The Mactavish report focuses particularly on the remuneration of brokers and is apparently addressed to the buyers of insurance at the top end of the British sector and commerce. Often employing risk managers and in-house counsel to support the purchasing process, the policyholders typically engage with the larger broking houses whose commercial relationship with insurers carry some clout in what they demand for bringing the business to them; referred to in the report as “Pay to Play”.

Roger Flaxman, Chairman of Flaxmans, made the following point: “The value of insurance broking can’t be shoehorned into a “one size fits all” proposition. Some policyholders don’t want a broker at all or indeed have never heard of brokers. Others want a broker just to get a price comparison and find an insurer that will have them. Many wiser buyers want an extensive and professional standard of technical advice about risk and insurance coverage options, to make a fair presentation of their risk and making successful claims, and of course there are those in between who often don’t know what they want and so rely on a broker to advise them.”

What skills and resources are required for each of those? Are they acquired, honed and kept up to date by working remotely from home, devoid of the ability to hear look, listen and learn from more experienced colleagues?

 

The fair price for the value

What is a fair price to pay a broker for the different levels of service? Indeed, should fairness play a part in the culture of broking? Or should it be a case of “buyer beware”? Insurances that pay up to 80% of the premium to intermediaries are criticised by Mactavish but does the typical customer worry about that if they get what they think they need at a price they are willing to pay? Difficult questions to answer, in good faith.
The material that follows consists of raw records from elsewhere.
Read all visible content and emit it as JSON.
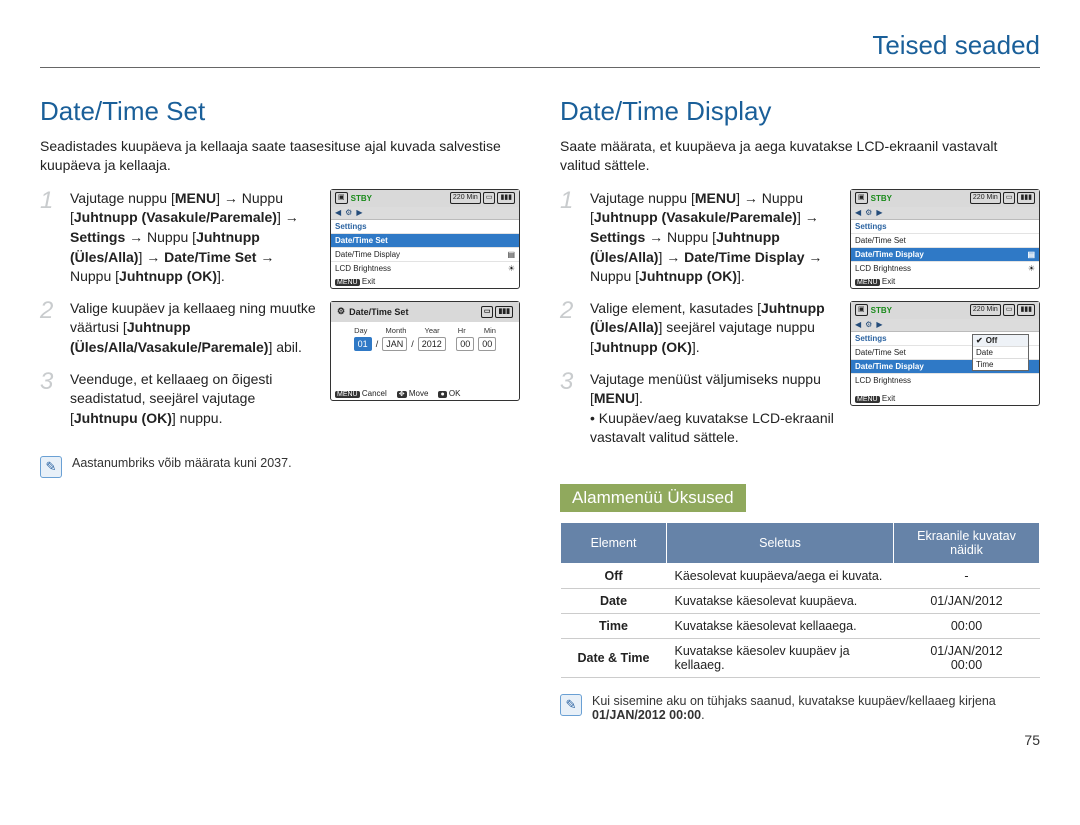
{
  "chapter_title": "Teised seaded",
  "page_number": "75",
  "left": {
    "heading": "Date/Time Set",
    "intro": "Seadistades kuupäeva ja kellaaja saate taasesituse ajal kuvada salvestise kuupäeva ja kellaaja.",
    "steps": {
      "s1": {
        "num": "1",
        "text": "Vajutage nuppu [MENU] → Nuppu [Juhtnupp (Vasakule/Paremale)] → Settings → Nuppu [Juhtnupp (Üles/Alla)] → Date/Time Set → Nuppu [Juhtnupp (OK)]."
      },
      "s2": {
        "num": "2",
        "text": "Valige kuupäev ja kellaaeg ning muutke väärtusi [Juhtnupp (Üles/Alla/Vasakule/Paremale)] abil."
      },
      "s3": {
        "num": "3",
        "text": "Veenduge, et kellaaeg on õigesti seadistatud, seejärel vajutage [Juhtnupu (OK)] nuppu."
      }
    },
    "note": "Aastanumbriks võib määrata kuni 2037.",
    "lcd_menu": {
      "stby": "STBY",
      "min": "220 Min",
      "settings": "Settings",
      "items": [
        "Date/Time Set",
        "Date/Time Display",
        "LCD Brightness"
      ],
      "exit": "Exit",
      "menu_tag": "MENU"
    },
    "lcd_set": {
      "title": "Date/Time Set",
      "labels": [
        "Day",
        "Month",
        "Year",
        "Hr",
        "Min"
      ],
      "values": [
        "01",
        "JAN",
        "2012",
        "00",
        "00"
      ],
      "cancel": "Cancel",
      "move": "Move",
      "ok": "OK",
      "menu_tag": "MENU"
    }
  },
  "right": {
    "heading": "Date/Time Display",
    "intro": "Saate määrata, et kuupäeva ja aega kuvatakse LCD-ekraanil vastavalt valitud sättele.",
    "steps": {
      "s1": {
        "num": "1",
        "text": "Vajutage nuppu [MENU] → Nuppu [Juhtnupp (Vasakule/Paremale)] → Settings → Nuppu [Juhtnupp (Üles/Alla)] → Date/Time Display → Nuppu [Juhtnupp (OK)]."
      },
      "s2": {
        "num": "2",
        "text": "Valige element, kasutades [Juhtnupp (Üles/Alla)] seejärel vajutage nuppu [Juhtnupp (OK)]."
      },
      "s3": {
        "num": "3",
        "text": "Vajutage menüüst väljumiseks nuppu [MENU].",
        "bullet": "Kuupäev/aeg kuvatakse LCD-ekraanil vastavalt valitud sättele."
      }
    },
    "lcd_menu": {
      "stby": "STBY",
      "min": "220 Min",
      "settings": "Settings",
      "items": [
        "Date/Time Set",
        "Date/Time Display",
        "LCD Brightness"
      ],
      "exit": "Exit",
      "menu_tag": "MENU"
    },
    "lcd_dd": {
      "stby": "STBY",
      "min": "220 Min",
      "settings": "Settings",
      "items": [
        "Date/Time Set",
        "Date/Time Display",
        "LCD Brightness"
      ],
      "dropdown": [
        "Off",
        "Date",
        "Time"
      ],
      "exit": "Exit",
      "menu_tag": "MENU"
    },
    "sub_heading": "Alammenüü Üksused",
    "table": {
      "headers": [
        "Element",
        "Seletus",
        "Ekraanile kuvatav näidik"
      ],
      "rows": [
        {
          "el": "Off",
          "desc": "Käesolevat kuupäeva/aega ei kuvata.",
          "disp": "-"
        },
        {
          "el": "Date",
          "desc": "Kuvatakse käesolevat kuupäeva.",
          "disp": "01/JAN/2012"
        },
        {
          "el": "Time",
          "desc": "Kuvatakse käesolevat kellaaega.",
          "disp": "00:00"
        },
        {
          "el": "Date & Time",
          "desc": "Kuvatakse käesolev kuupäev ja kellaaeg.",
          "disp": "01/JAN/2012 00:00"
        }
      ]
    },
    "note": "Kui sisemine aku on tühjaks saanud, kuvatakse kuupäev/kellaaeg kirjena 01/JAN/2012 00:00."
  }
}
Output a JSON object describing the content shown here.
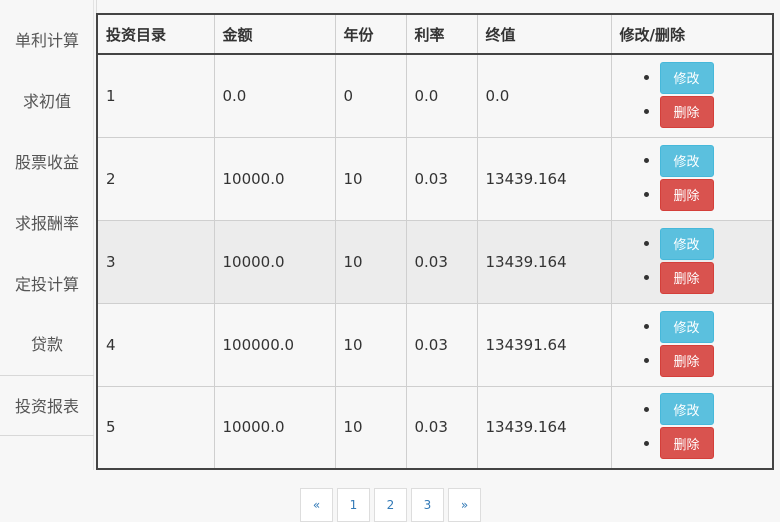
{
  "sidebar": {
    "items": [
      {
        "label": "单利计算"
      },
      {
        "label": "求初值"
      },
      {
        "label": "股票收益"
      },
      {
        "label": "求报酬率"
      },
      {
        "label": "定投计算"
      },
      {
        "label": "贷款"
      },
      {
        "label": "投资报表"
      }
    ]
  },
  "table": {
    "headers": [
      "投资目录",
      "金额",
      "年份",
      "利率",
      "终值",
      "修改/删除"
    ],
    "rows": [
      {
        "id": "1",
        "amount": "0.0",
        "years": "0",
        "rate": "0.0",
        "final": "0.0"
      },
      {
        "id": "2",
        "amount": "10000.0",
        "years": "10",
        "rate": "0.03",
        "final": "13439.164"
      },
      {
        "id": "3",
        "amount": "10000.0",
        "years": "10",
        "rate": "0.03",
        "final": "13439.164"
      },
      {
        "id": "4",
        "amount": "100000.0",
        "years": "10",
        "rate": "0.03",
        "final": "134391.64"
      },
      {
        "id": "5",
        "amount": "10000.0",
        "years": "10",
        "rate": "0.03",
        "final": "13439.164"
      }
    ],
    "edit_label": "修改",
    "delete_label": "删除"
  },
  "pagination": {
    "prev": "«",
    "pages": [
      "1",
      "2",
      "3"
    ],
    "next": "»"
  },
  "colors": {
    "edit_button": "#5bc0de",
    "delete_button": "#d9534f",
    "link": "#337ab7"
  }
}
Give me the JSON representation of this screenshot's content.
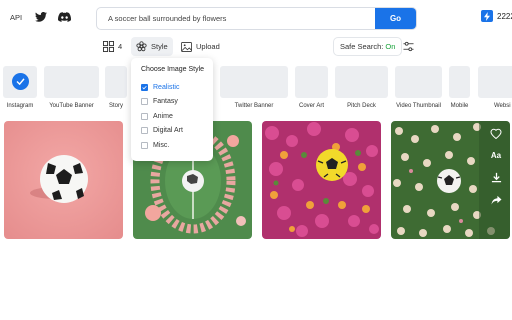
{
  "header": {
    "api_label": "API",
    "search_value": "A soccer ball surrounded by flowers",
    "go_label": "Go",
    "credits": "2222"
  },
  "toolbar": {
    "grid_count": "4",
    "style_label": "Style",
    "upload_label": "Upload",
    "safe_search_label": "Safe Search:",
    "safe_search_value": "On"
  },
  "formats": [
    {
      "label": "Instagram",
      "selected": true
    },
    {
      "label": "YouTube Banner"
    },
    {
      "label": "Story"
    },
    {
      "label": "Twitter Banner"
    },
    {
      "label": "Cover Art"
    },
    {
      "label": "Pitch Deck"
    },
    {
      "label": "Video Thumbnail"
    },
    {
      "label": "Mobile"
    },
    {
      "label": "Websi"
    }
  ],
  "style_menu": {
    "title": "Choose Image Style",
    "options": [
      {
        "label": "Realistic",
        "checked": true
      },
      {
        "label": "Fantasy",
        "checked": false
      },
      {
        "label": "Anime",
        "checked": false
      },
      {
        "label": "Digital Art",
        "checked": false
      },
      {
        "label": "Misc.",
        "checked": false
      }
    ]
  },
  "image_actions": {
    "font_label": "Aa"
  },
  "colors": {
    "accent": "#1a73e8",
    "safe_on": "#1aa33b"
  }
}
Mactavish also claims that as much as 80% of the broker’s remuneration is paid by the insurer and only 20% by the customer. That, says Mactavish, is a conflict of interest. The question it raises is why is the client not willing to pay what the broker needs, or demands, as the price for doing the job? Therein lies a clue to the broker’s future.

 

A perfect opportunity for the profession 

Flaxman said: “The present circumstances facing the industry are a perfect opportunity for brokers that want to be trusted and valued professional advisors on the complexities of insurance programmes to protect a customer’s business and its place in the economy, to propose a new status and value proposition. That value proposition cannot rely on digital remote communications.”

The key to professional services is knowing how to price the service and get properly and fairly remunerated for the value of what is delivered. That value is in the eye of the customer, not what the broker or insurer might perceive it to be; and that is where the broking profession could usefully re-assess the way forward, post-COVID-19, to attract, reassure and retain its customer base for the next 25 years.

This document is believed to be accurate but is not intended as a basis of knowledge upon which advice can be given. Neither the author (personal or corporate), the CII group, local institute or Society, or any of the officers or employees of those organisations accept any responsibility for any loss occasioned to any person acting or refraining from action as a result of the data or opinions included in this material. Opinions expressed are those of the author or authors and not necessarily those of the CII group, local institutes, or Societies.